Yes, I remeber the good old days when I ws at Uni and working in a hotel restaurant frequented by the business crowd at lunchtime. Just about everyone had a couple of ports or brandies at the conclusion of the meal (after a fair quota of red wine) and then ‘merrily’ drove back to work, well over the limit, but there ws precious little enforcement in those days.

That “flat” 1994 Seppelt sounds terrific. My limited experience with sparkling Shiraz is, they are very different from each other, some are not that great, ROckford Black if not leaky would be grat if one could find it in US.

George,
Probably the benchmark over time is the Seppelt. The base wine that is used is generally the very best Great Western Shiraz and it spends plenty of time on lees.
I really think as a style they need cellaring, as do still reds to show their best.
BTW, vintage is '44 not '94, hence the lack of effervescence.

Hi Kent, great notes thanks. I have been drinking my Great Western Sparkling Burgundy way to early. I hope they have updated the drinking window on this? Is it still available - a RD?

We reckon that it was purchased c 1970 on a Roseworthy excursion to Great Western. According to Bruce he paid close to $20 for it back then which was Grange territory such was its reputation.

Great eclectic line-up Kent.

I have been fortunate enough to have drunk some wonderful bottles from the Lehmann cellar. Glad the '64 Pomerol showed well.

Cheers
Jeremy

Disclaimer: We catalogued Peter and Margaret Lehmann’s Cellar and I have been involved in selling some wine from it.

Kent sorry I knew it was 44 hit the wrong key

Was that the Colin Preece Seppelt? Very special wine and rare as hens teeth, very generous contribution.

Some great old school Aussie wines there.

Damn shame about the Semillon. Cracked a 1984 Lovedale not too long ago and it was stunning. Haunted me for days.

Dave,
It was in fact Colin Preece’s creation.
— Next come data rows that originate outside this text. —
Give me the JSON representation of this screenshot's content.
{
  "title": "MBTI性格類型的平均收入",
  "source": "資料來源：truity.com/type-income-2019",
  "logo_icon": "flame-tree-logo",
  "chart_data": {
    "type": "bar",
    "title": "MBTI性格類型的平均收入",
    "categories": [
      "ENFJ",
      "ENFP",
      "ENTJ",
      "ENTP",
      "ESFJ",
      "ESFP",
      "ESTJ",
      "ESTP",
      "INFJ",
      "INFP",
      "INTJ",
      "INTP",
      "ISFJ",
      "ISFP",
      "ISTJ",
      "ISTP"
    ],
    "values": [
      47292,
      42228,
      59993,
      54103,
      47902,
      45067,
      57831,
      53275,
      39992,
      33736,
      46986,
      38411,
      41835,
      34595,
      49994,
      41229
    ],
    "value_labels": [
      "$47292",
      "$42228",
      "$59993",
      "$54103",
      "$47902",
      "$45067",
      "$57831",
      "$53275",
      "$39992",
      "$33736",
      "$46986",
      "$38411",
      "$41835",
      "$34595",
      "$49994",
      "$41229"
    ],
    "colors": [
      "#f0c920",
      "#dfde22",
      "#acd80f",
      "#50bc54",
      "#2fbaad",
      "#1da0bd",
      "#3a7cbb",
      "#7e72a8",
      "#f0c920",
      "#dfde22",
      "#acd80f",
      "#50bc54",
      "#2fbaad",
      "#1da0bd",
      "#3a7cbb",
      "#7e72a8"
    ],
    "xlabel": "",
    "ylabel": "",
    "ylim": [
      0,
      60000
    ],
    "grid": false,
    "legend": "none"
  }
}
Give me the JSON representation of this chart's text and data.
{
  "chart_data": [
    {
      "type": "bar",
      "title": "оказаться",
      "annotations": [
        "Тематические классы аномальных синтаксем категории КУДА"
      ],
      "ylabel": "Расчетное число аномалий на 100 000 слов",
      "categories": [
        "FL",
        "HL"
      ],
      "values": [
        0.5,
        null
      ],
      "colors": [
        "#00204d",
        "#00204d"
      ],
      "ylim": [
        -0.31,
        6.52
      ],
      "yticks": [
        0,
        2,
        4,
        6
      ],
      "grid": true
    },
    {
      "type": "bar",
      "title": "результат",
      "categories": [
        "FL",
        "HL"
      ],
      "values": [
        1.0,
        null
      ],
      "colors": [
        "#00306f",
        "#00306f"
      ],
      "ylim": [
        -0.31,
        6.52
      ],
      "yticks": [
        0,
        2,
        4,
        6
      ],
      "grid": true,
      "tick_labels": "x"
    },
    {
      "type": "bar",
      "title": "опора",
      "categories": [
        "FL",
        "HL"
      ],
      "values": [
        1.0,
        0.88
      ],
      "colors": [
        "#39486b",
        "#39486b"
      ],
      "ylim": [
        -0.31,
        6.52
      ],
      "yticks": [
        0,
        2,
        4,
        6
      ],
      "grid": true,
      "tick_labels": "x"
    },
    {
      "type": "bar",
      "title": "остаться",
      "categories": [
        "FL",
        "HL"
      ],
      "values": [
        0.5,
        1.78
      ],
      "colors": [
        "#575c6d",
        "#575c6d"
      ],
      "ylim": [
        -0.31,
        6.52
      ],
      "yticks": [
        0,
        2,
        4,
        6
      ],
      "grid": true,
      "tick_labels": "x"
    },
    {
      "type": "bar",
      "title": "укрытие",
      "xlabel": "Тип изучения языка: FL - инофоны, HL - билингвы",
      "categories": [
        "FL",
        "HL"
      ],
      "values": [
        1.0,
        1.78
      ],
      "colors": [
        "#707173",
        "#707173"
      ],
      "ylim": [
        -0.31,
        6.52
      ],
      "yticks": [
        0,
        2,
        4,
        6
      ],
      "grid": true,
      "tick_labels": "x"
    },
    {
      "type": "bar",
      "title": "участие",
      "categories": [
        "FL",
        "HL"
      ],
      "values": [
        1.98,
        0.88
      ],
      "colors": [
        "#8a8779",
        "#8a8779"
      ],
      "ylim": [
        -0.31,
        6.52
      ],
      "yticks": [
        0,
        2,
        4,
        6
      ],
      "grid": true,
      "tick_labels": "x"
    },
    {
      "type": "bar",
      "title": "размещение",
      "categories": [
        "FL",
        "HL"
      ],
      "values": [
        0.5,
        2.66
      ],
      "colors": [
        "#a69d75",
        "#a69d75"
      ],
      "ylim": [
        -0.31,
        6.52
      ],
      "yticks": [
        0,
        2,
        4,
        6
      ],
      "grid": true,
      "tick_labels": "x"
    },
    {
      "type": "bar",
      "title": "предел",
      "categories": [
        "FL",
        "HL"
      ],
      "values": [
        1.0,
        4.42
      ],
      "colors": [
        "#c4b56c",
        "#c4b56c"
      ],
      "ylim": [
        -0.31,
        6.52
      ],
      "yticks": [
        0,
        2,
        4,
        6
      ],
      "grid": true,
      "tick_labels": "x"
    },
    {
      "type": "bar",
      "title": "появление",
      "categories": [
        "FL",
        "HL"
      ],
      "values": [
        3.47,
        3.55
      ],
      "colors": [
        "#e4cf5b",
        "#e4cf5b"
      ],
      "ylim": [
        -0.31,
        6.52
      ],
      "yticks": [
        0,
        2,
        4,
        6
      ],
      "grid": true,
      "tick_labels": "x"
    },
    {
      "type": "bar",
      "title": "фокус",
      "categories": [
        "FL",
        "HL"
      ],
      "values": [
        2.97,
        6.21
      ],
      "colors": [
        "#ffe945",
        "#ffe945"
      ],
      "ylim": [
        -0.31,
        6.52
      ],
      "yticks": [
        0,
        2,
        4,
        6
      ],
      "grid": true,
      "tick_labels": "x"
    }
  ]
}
Interesting snippet that most likely the wine would have been a blend of vintages, despite the labelling eg 44/45. Bruce mentioned that there was one wien released that was a blend of two vintages, eight years apart.

Mike,
I have been lucky to taste a few of the Lindemans 1970 Semillon that were memorable. Somehow Semillon does much better in the Hunter compared to other districts. It never really took showed much promise in coonawarra and the Barossa offerings are quite different and don’t last like the Hunter wines.

Sorry for the thread drift,

Mike if you are after some good wines that are cheap as chips and go for the long haul in the vein of Aussie Semillons try some of the Tahbilk Marsannes (probably get them in the US) I’ve got some back as 89 and they are still drinking well.

Crazy, that stuff is cheap. I guess I should put some away. Even in its youth, I think it’s a great value. Do you think it actually improves significantly, or just gets older? I know that is very subjective, but I’m curious.

For sure, like Semillon it picks up nice toasty characteristics after about 5-10 years then it moves to a slightly madierised style after about 15+ with like an older Vouvray sweetness. Here are my notes and pics

The 89 Tahbilk was a real surprise packet. It was very similar in style to an old German Riesling, orange and caramel with a hint of sweetness, amazing how this had developed from something that is not unlike Semillon when young.